As the New Year came and went, Byout’s profits had more or less stabilized. That was around the time news came from China’s Wuhan province of a hitherto unknown virus. COVID-19, as it would become known, spread with devastating speed and effect. On March 11, one day after Lebanon recorded its first death from the virus, the World Health Organization declared a global pandemic.
For those like Abdelnour working in the hospitality and tourism sectors, it became clear that the coronavirus posed a far greater threat than Lebanon’s protest movement a few months previously. As part of a package of emergency measures implemented to check the spread of the disease, the airport was shut and the country was thrown into lockdown in mid-March.
By April, in which Byout registered lower takings than its very first month in operation, Abdelnour was weighing up whether or not to shut down. On top of coronavirus, he also had to consider the accelerating pace of Lebanon’s economic decline. By May, the lira was trading on the high street at half its official value.
Lockdown eased, bookings go up
However, as the lockdown was gradually eased, bookings started to gradually increase. With the airport closed and capital controls locking dollar deposits inside the country, Abdelnour saw properties in holiday locations like those in the mountainous Faraya fully booked. Some were taking mini-breaks while others, he suggested, are booking apartments simply to get some space from their families after the pressure of lockdown.
“If people are locked down here, there are no airports and they cannot move, it’s a no brainer that local tourism is going to work,” says Kamal Mouzawak, restaurateur and founder of Souk el-Tayeb, a local business that operates a number of guest houses.
However, Mouzawak has had to completely change his business model to account for the scarcity of the dollar and the collapsing value of the lira. A room at Beit Douma, a traditionally styled stone guest house in the spectacular northern mountains, used to be priced at $200, or 300,000 lira at the official rate.

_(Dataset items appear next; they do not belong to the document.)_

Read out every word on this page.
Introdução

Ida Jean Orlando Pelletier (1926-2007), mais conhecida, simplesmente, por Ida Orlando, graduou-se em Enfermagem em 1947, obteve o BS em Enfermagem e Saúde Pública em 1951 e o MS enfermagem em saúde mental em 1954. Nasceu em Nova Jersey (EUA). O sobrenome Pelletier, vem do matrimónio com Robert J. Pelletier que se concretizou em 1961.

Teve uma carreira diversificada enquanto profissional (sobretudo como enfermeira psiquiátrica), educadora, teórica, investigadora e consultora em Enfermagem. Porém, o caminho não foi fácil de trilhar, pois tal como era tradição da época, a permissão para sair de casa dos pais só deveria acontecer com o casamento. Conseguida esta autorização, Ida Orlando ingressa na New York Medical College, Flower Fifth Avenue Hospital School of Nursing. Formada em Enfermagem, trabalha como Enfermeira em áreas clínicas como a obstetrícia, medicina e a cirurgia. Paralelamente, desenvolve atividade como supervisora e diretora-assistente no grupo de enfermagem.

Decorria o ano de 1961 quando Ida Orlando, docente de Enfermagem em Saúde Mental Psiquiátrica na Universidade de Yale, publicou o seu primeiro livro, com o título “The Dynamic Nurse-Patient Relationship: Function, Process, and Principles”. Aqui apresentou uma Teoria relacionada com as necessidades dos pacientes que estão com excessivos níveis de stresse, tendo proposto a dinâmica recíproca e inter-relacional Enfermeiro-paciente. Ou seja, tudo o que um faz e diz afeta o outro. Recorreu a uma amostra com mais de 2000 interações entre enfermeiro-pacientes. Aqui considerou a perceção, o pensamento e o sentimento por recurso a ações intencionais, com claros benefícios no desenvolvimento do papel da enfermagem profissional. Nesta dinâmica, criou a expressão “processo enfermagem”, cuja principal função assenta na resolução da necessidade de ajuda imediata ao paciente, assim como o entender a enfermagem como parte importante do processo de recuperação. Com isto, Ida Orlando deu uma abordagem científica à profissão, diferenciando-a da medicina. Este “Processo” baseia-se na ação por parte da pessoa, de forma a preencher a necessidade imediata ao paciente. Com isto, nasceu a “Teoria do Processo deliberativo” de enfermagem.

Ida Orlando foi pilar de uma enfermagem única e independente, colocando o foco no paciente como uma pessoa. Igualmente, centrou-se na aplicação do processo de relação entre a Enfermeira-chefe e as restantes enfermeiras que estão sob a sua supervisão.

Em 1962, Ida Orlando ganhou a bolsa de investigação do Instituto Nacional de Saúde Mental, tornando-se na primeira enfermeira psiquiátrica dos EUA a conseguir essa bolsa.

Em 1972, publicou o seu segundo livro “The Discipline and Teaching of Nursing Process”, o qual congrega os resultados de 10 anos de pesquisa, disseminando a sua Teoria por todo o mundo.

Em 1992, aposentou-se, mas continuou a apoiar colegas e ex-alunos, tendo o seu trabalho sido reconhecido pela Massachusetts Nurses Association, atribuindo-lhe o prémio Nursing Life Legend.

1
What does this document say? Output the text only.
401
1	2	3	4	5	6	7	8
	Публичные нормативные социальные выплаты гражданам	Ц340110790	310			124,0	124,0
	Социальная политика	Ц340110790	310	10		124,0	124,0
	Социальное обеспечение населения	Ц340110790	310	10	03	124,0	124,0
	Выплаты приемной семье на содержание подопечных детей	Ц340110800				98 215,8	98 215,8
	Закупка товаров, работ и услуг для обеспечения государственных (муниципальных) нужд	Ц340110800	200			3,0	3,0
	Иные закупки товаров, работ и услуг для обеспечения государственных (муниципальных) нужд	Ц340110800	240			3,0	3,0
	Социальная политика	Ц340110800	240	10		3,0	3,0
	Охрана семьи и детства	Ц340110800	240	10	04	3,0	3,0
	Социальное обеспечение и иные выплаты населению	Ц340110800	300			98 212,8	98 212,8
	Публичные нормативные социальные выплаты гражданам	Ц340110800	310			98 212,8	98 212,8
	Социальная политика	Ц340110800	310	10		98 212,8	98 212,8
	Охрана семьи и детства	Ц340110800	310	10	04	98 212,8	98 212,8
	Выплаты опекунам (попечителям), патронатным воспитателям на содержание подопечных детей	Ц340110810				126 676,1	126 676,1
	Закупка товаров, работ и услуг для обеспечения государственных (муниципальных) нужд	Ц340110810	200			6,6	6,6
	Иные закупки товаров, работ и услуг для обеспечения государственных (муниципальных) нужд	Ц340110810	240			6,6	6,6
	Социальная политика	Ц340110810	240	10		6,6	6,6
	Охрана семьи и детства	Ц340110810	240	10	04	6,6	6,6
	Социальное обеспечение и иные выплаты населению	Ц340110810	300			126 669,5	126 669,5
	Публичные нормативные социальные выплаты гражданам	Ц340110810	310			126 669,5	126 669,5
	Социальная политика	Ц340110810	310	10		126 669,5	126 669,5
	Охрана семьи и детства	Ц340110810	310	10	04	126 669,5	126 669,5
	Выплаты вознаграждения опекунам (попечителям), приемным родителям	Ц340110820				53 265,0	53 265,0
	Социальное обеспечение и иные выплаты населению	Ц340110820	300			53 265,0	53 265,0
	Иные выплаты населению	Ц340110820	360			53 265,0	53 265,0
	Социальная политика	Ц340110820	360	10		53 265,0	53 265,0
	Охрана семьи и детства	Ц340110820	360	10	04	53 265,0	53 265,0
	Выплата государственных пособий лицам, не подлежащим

“Now we’re selling the room for 250,000 Lebanese lira,” says Mouzawak. “Prices have to be very affordable because Lebanese people have less money now.”
Prime Minister Hassan Diab has earmarked tourism as a key means of attracting dollars from abroad, highlighting the importance of reaping any possible rewards from the summer season. Those in the sector, however, are not optimistic.
“I think that for 2020, it’s over,” said Pierre Achkar, president of the Hotel Owners Association. Lebanon, he lamented, is, “unstable politically … It’s not the right destination to visit at the moment, especially for tourism.”
While Beirut’s airport has now reopened at reduced capacity, Abdelnour doesn’t see an immediate recovery for his lettings business ahead.
“This doesn’t mean it’s going to have a big boost for business because there are still a lot of external airports that are closed,” Abdelnour said. “For instance all the Lebanese Saudis that want to come and spend the summer here, they still can’t come. The Saudi airport is still closed, the Kuwaiti airport is still closed … Not everyone from the Khaleej is going to be able to come.”
Hotels are dealing with occupancy figures in the single figures, when they should be around 65 to 75 percent, Achkar said. Any travelers to Lebanon are unlikely to relieve the hospitality sector as they are more likely to be Lebanese expatriates with family in the country, rather than tourists, he suggests.
Furthermore, any benefit in attracting foreign tourists due to a comparatively strong dollar is unlikely to offset the skyrocketing cost of imported necessities such as cleaning materials, the hotelier added. If the situation continues to worsen, Achkar said, more hotels are likely to follow Le Bristol, the 70-year-old hotel that in April closed its doors indefinitely.
For the moment, Abdelnour and his short term lettings business have weathered the coronavirus storm, but if the economy continues to deteriorate, he doesn’t know how long the business can survive. If the economic collapse means that their takings in August resemble those of April, he said, “We’re going to close the company.”